Izzy supposed his point was valid. They were both hiding parts of themselves. But the consequences weren’t quite the same.
She tapped a stack of papers to tidy them. “I’m just saying that matters progressed to this stage because you were too ashamed—”
“Ashamed?”
“Yes. Ashamed.” Izzy was tired of dancing around it. He was the one who’d insisted he didn’t want coddling. “You’re a duke, and your intended bride ran off with a lowly farmer. Then the farmer bested you in a duel, leaving you blinded. That had to have been humiliating.”
“The farmer did not best me in anything, damn it.” He stopped by the windows. “Do you know the only thing more dangerous than fencing against a master swordsman?”
“What?” she asked.
“Fencing against a love-drunk fool who hasn’t a goddamn clue what he’s doing. It’s like defending both sides at once. He’d never even held a sword before. I had to try like hell not to run him through.”
What was he saying? That he’d incurred his injury while trying not to win?
She rose from the table and moved toward him. “Ransom . . .”
“I couldn’t kill him. What good would that have done anyone? I only chased after them because I feared she hadn’t gone willingly. On that point, I was corrected.”

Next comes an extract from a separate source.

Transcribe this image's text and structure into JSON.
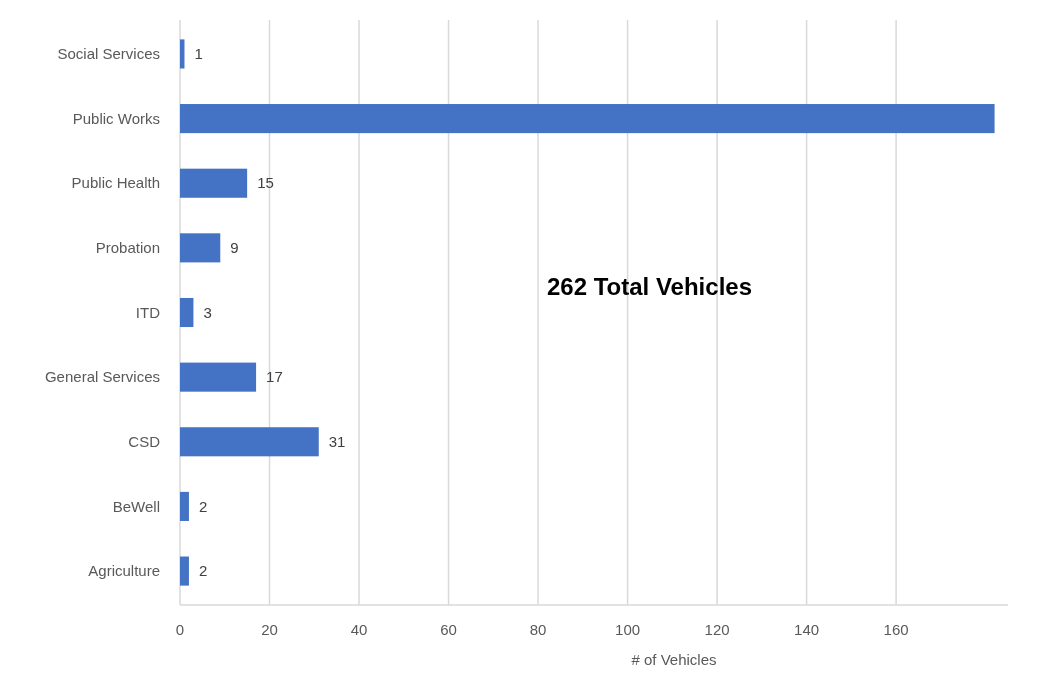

Izzy ached for him. Now she regretted using the word ashamed. He shouldn’t feel ashamed of his actions. He’d risked everything to protect that girl. He should wear that scar like a badge of pride.
“It was good of you.” She said it firmly. Not as a placating gesture, but as a fact she wouldn’t let him contradict. “You must have cared for her.”
“I was planning to marry her,” he said. “Of course I cared. As much as a man like me is able to care. No, we didn’t share any grand passion or meeting of hearts and minds, but I thought she was . . . practical. Interested in becoming a duchess and spending my money, and patient enough to put up with my faults in exchange.” He flexed one hand. “In the end, it seems I misjudged.”
Izzy felt a powerful twinge of guilt, thinking of Lady Emily’s letter. “She was so young. Probably just impressionable and frightened.”
“No, no. I think it’s the other way round. She was more perceptive than I gave her credit for.” He turned back toward the pile of correspondence. “When I lose all control of my fortune, she will be able to celebrate her narrow escape.”